Posted 09.02.2009 at 17:41 by Hsiang
I’m writing this on the return flight from Singapore to Zurich, which is the only alone time I’ve had in the last 2 weeks; between catching up with friends, attending to administrative matters and overeating, my schedule hasn’t left me much time to ruminate on this visit, my first in 2 years, also my first Chinese new year in Singapore in 3 years. Then it all crystalised last night in a moment of retrospection: Paulo Coehlo’s little shepherd boy left home to seek the treasures of the world, only to come home and find everything he sought at his own doorstep. Mind, I’m no “boy” too, although i still sometimes behave like one. Ok, often.

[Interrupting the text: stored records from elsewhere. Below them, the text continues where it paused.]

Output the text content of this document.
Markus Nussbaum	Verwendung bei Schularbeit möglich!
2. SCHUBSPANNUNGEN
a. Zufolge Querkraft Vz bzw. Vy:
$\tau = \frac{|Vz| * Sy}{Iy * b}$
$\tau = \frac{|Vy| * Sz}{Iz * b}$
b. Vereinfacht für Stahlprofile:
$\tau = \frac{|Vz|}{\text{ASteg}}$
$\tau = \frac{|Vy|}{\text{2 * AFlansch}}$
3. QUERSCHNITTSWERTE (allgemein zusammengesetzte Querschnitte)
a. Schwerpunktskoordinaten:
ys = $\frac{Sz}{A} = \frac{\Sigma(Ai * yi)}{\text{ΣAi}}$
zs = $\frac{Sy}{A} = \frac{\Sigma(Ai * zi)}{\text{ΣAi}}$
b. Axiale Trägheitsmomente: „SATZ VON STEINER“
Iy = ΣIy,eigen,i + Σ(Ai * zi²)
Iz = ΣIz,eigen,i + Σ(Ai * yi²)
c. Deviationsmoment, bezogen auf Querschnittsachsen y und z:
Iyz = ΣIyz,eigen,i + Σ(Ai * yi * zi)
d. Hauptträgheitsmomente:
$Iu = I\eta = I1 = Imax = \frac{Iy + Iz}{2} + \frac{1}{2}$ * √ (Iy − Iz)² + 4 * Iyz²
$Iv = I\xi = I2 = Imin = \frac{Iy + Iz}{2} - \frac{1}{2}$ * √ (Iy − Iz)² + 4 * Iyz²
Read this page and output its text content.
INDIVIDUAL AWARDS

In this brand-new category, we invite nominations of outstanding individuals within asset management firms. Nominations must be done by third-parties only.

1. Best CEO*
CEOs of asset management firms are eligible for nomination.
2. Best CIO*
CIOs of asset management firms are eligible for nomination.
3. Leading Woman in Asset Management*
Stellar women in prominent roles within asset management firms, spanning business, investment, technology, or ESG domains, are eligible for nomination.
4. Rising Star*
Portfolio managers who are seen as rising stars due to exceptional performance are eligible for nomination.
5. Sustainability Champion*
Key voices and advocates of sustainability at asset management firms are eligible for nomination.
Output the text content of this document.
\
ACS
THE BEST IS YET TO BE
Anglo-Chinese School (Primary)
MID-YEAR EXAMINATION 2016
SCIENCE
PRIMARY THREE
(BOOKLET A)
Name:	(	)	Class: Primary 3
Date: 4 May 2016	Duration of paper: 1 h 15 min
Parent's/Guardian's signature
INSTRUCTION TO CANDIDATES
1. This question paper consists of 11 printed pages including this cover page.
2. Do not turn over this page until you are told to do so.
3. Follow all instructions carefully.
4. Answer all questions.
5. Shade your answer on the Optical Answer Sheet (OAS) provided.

I missed out so much while I was away: pal’s wedding, his first child, beautiful beautiful little girl she is. Another close friend’s divorce. My folks hair turning grey. Death of an aunt. My socially awkward younger brother’s breakup and subsequent dyeing of hair. The setting fire to a local politician. Catching up afforded glimpses into relationships and memories that I’ve lost touch with, and it was a comforting feeling so familiar, it was as if I hadn’t left at all. How did I get on so long without this sense of belonging? Or did I recognize these feelings only because I’ve been away?
I know I’m not the only one to have left home to see the world, or simply to seek whatever it is that they are looking for. But I wonder, what their stories are, when and how did they know, it was right to stay, or time to go home, or move on elsewhere. And I’ve met many such people and wished them well, that they find whatever it is they are looking for. Or that whatever it is they are looking for finds them.
I caught up with old friends, shared a joke or 2 and a couple of beers, reminisced about old times, caught up on their lives. I miss all this, this history, people i know, and who know me. Perhaps I haven’t been here quite long enough, but Switzerland with its beautiful mountains and lakes isn’t quite home, at least not yet. Perhaps it is time for this shepherd boy from the island without sheep to move on or along.